Interval notation is a way to represent a range of numbers, commonly used to describe the solution set of an inequality.
It is compact and straightforward.

• In interval notation, parentheses \((\) and \()\) are used to show that an endpoint is not included in the interval. For instance, \((a, b)\) means all numbers greater than \(a\) and less than \(b\), but not the values \(a\) or \(b\) themselves.
• If an endpoint is included in the interval, square brackets \([\) and \()]\) are used. For example, \([a, b]\) includes both \(a\) and \(b\).
• Intervals can extend indefinitely.

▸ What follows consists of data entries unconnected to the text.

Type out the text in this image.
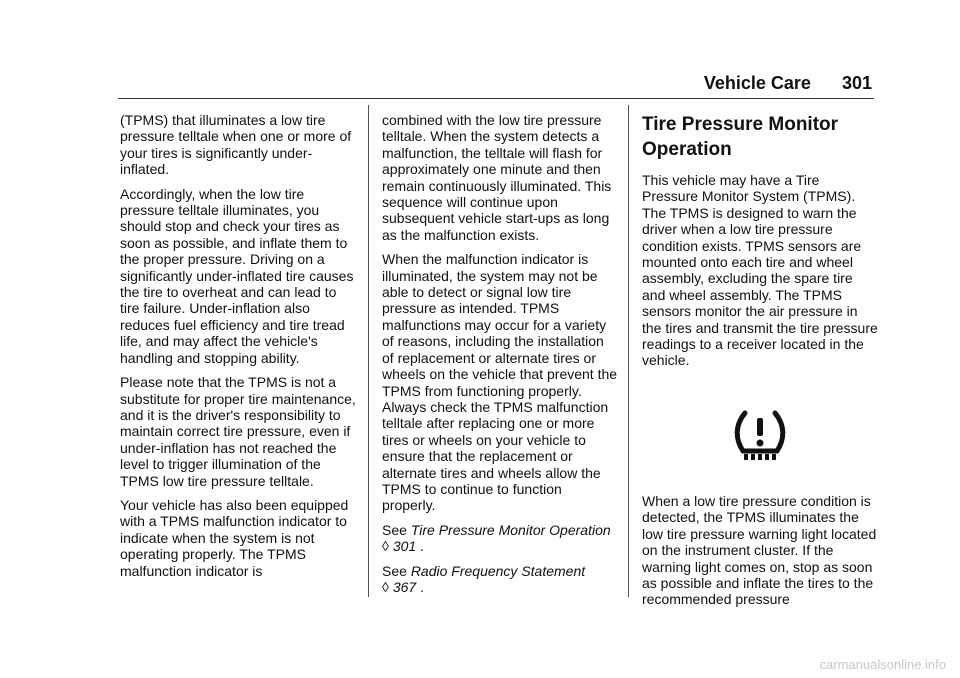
Vehicle Care 301

(TPMS) that illuminates a low tire pressure telltale when one or more of your tires is significantly under-inflated.

Accordingly, when the low tire pressure telltale illuminates, you should stop and check your tires as soon as possible, and inflate them to the proper pressure. Driving on a significantly under-inflated tire causes the tire to overheat and can lead to tire failure. Under-inflation also reduces fuel efficiency and tire tread life, and may affect the vehicle's handling and stopping ability.

Please note that the TPMS is not a substitute for proper tire maintenance, and it is the driver's responsibility to maintain correct tire pressure, even if under-inflation has not reached the level to trigger illumination of the TPMS low tire pressure telltale.

Your vehicle has also been equipped with a TPMS malfunction indicator to indicate when the system is not operating properly. The TPMS malfunction indicator is

combined with the low tire pressure telltale. When the system detects a malfunction, the telltale will flash for approximately one minute and then remain continuously illuminated. This sequence will continue upon subsequent vehicle start-ups as long as the malfunction exists.

When the malfunction indicator is illuminated, the system may not be able to detect or signal low tire pressure as intended. TPMS malfunctions may occur for a variety of reasons, including the installation of replacement or alternate tires or wheels on the vehicle that prevent the TPMS from functioning properly. Always check the TPMS malfunction telltale after replacing one or more tires or wheels on your vehicle to ensure that the replacement or alternate tires and wheels allow the TPMS to continue to function properly.

See Tire Pressure Monitor Operation ◊ 301 .

See Radio Frequency Statement
◊ 367 .

Tire Pressure Monitor Operation

This vehicle may have a Tire Pressure Monitor System (TPMS). The TPMS is designed to warn the driver when a low tire pressure condition exists. TPMS sensors are mounted onto each tire and wheel assembly, excluding the spare tire and wheel assembly. The TPMS sensors monitor the air pressure in the tires and transmit the tire pressure readings to a receiver located in the vehicle.

When a low tire pressure condition is detected, the TPMS illuminates the low tire pressure warning light located on the instrument cluster. If the warning light comes on, stop as soon as possible and inflate the tires to the recommended pressure

carmanualsonline.info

For instance, \((a, \infty)\) signifies all numbers greater than \(a\), and \(-\infty, b)\) includes all numbers less than \(b\).

In our exercise, we used interval notation \(\left( \frac{7}{2}, \infty \right)\) to express that \(x\) is greater than \(\frac{7}{2}\) but not equal to it, stretching indefinitely to the larger numbers.

The process of isolating the variable is about rearranging an equation or inequality so that the variable appears by itself on one side.
This step is essential when solving inequalities.To isolate the variable properly:

• First, perform operations on both sides of the inequality that simplify the expression around the variable. For example, in the inequality \(2x - 1 > 6\), we added 1 to both sides to eliminate the constant term on the side with the variable.
• Next, divide or multiply to make the coefficient of the variable equal to 1. Here, dividing both sides by 2 allowed us to solve for \(x\), giving \(x > \frac{7}{2}\).
• Always reverse the inequality sign when multiplying or dividing by a negative number. Since we did not encounter a negative division or multiplication in this exercise, the direction of the inequality stayed the same.

By understanding how to effectively isolate the variable, solving inequalities becomes a systematic process.

Algebraic expressions are combinations of numbers, variables, and arithmetic operations.
They form the basis for creating and solving mathematical problems.Subtopics in algebraic expressions include:

• Terms: Parts of the expression separated by addition or subtraction signs. In \(2x - 1\), \(2x\) and \(-1\) are terms.
• Coefficients: Numbers in front of variables. Here, \(2\) is the coefficient of \(x\).
• Constants: Numbers without variables, like \(-1\) in our expression.
• Operations: Determine the transformation of expressions, such as addition, subtraction, multiplication, and division.

Understanding algebraic expressions allows you to manipulate equations and inequalities to reach a solution. Each step, like simplifying by combining like terms or balancing an equation, relies on a firm grasp of these concepts.